The problem with botanicals is just what you say, the dosages can be inconsistent, no matter what botanical you use!

Faren said...

I'm really glad that you have found something that helps you fairly constantly.

Shauna said...

Hi there;

From a sister in pain to another...your writing is so truthful, selfless and honest. Excellent blog. I'm adding you to my Blogroll if that is alright with you. :-D

I'm all for anything that helps each individual. I'm a very liberal person; I happen to be a nurse, (retired now due to being Disabled), and my specialty was Palliative Care. Hospice nursing taught me that anything, literally any substance, or a mixture of a select few; that worked for my beautiful patients as they eased their way out of this existence, as pain free as possible....well, that taught me that society needs to loosen the straight-laced belts a tad, and realize that alternative treatments work on some pain sufferers, dying or not. Unfortunately, until a person suffers pain, and pain that stops being Acute and moves on to Chronic; will not, and can not know or understand what we feel.
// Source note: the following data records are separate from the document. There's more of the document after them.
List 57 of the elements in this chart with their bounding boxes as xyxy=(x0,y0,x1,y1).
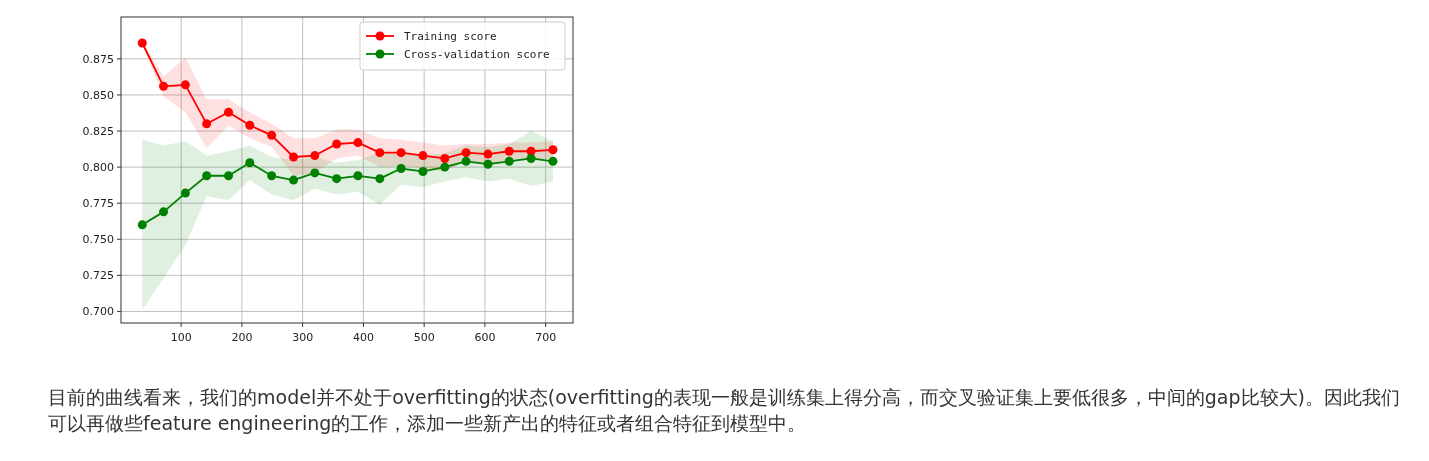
point xyxy=(504,156,514,166)
point xyxy=(332,174,342,184)
point xyxy=(461,156,471,166)
point xyxy=(396,148,406,158)
point xyxy=(159,207,169,217)
x-tick-label: 500 xyxy=(413,331,435,344)
point xyxy=(267,171,277,181)
x-tick-label: 100 xyxy=(170,331,192,344)
point xyxy=(353,171,363,181)
point xyxy=(202,171,212,181)
point xyxy=(375,174,385,184)
point xyxy=(375,148,385,158)
x-tick-label: 600 xyxy=(474,331,496,344)
point xyxy=(245,158,255,168)
y-tick-label: 0.850 xyxy=(82,88,114,102)
point xyxy=(418,151,428,161)
point xyxy=(159,81,169,91)
y-tick-label: 0.825 xyxy=(82,125,114,139)
x-tick-label: 700 xyxy=(535,331,557,344)
point xyxy=(224,171,234,181)
y-tick-label: 0.775 xyxy=(82,197,114,211)
point xyxy=(332,139,342,149)
y-tick-label: 0.800 xyxy=(82,161,114,175)
legend-label: Training score xyxy=(404,30,497,43)
y-tick-label: 0.725 xyxy=(82,269,114,283)
point xyxy=(180,80,190,90)
point xyxy=(267,130,277,140)
point xyxy=(310,168,320,178)
point xyxy=(137,220,147,230)
point xyxy=(418,166,428,176)
point xyxy=(440,162,450,172)
point xyxy=(440,153,450,163)
point xyxy=(548,156,558,166)
x-tick-label: 400 xyxy=(352,331,374,344)
point xyxy=(396,164,406,174)
point xyxy=(504,146,514,156)
point xyxy=(461,148,471,158)
point xyxy=(353,138,363,148)
point xyxy=(548,145,558,155)
point xyxy=(289,175,299,185)
point xyxy=(202,119,212,129)
point xyxy=(526,153,536,163)
point xyxy=(483,159,493,169)
point xyxy=(483,149,493,159)
point xyxy=(245,120,255,130)
point xyxy=(137,38,147,48)
point xyxy=(310,151,320,161)
y-tick-label: 0.875 xyxy=(82,52,114,66)
y-tick-label: 0.700 xyxy=(82,305,114,319)
point xyxy=(289,152,299,162)
y-tick-label: 0.750 xyxy=(82,233,114,247)
x-tick-label: 300 xyxy=(292,331,314,344)
point xyxy=(224,107,234,117)
text: 目前的曲线看来，我们的model并不处于overfitting的状态(overfitting的表现一般是训练集上得分高，而交叉验证集上要低很多，中间的gap比较大)。因此我们可以再做些feature engineering的工作，添加一些新产出的特征或者组合特征到模型中。 xyxy=(48,385,1401,436)
x-tick-label: 200 xyxy=(231,331,253,344)
legend-label: Cross-validation score xyxy=(404,48,550,61)
point xyxy=(180,188,190,198)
Not simply relief of pain was my focus. The whole person was assessed, and all needs were met; from spiritual, to social, personal to their family support system. It was an honor, I consider it; to be present when someone left this earth. It is a quite sublime experience--truly not explainable with words.

My mom and dad were both under my care on hospice, ( they had Hospice nurses, I was their primary caregiver.) yet they both waited until that one night that I left and spent the night at my house. I believe that was their choice...a decision made even through a coma.

Let's keep in touch--we have a lot in common sister!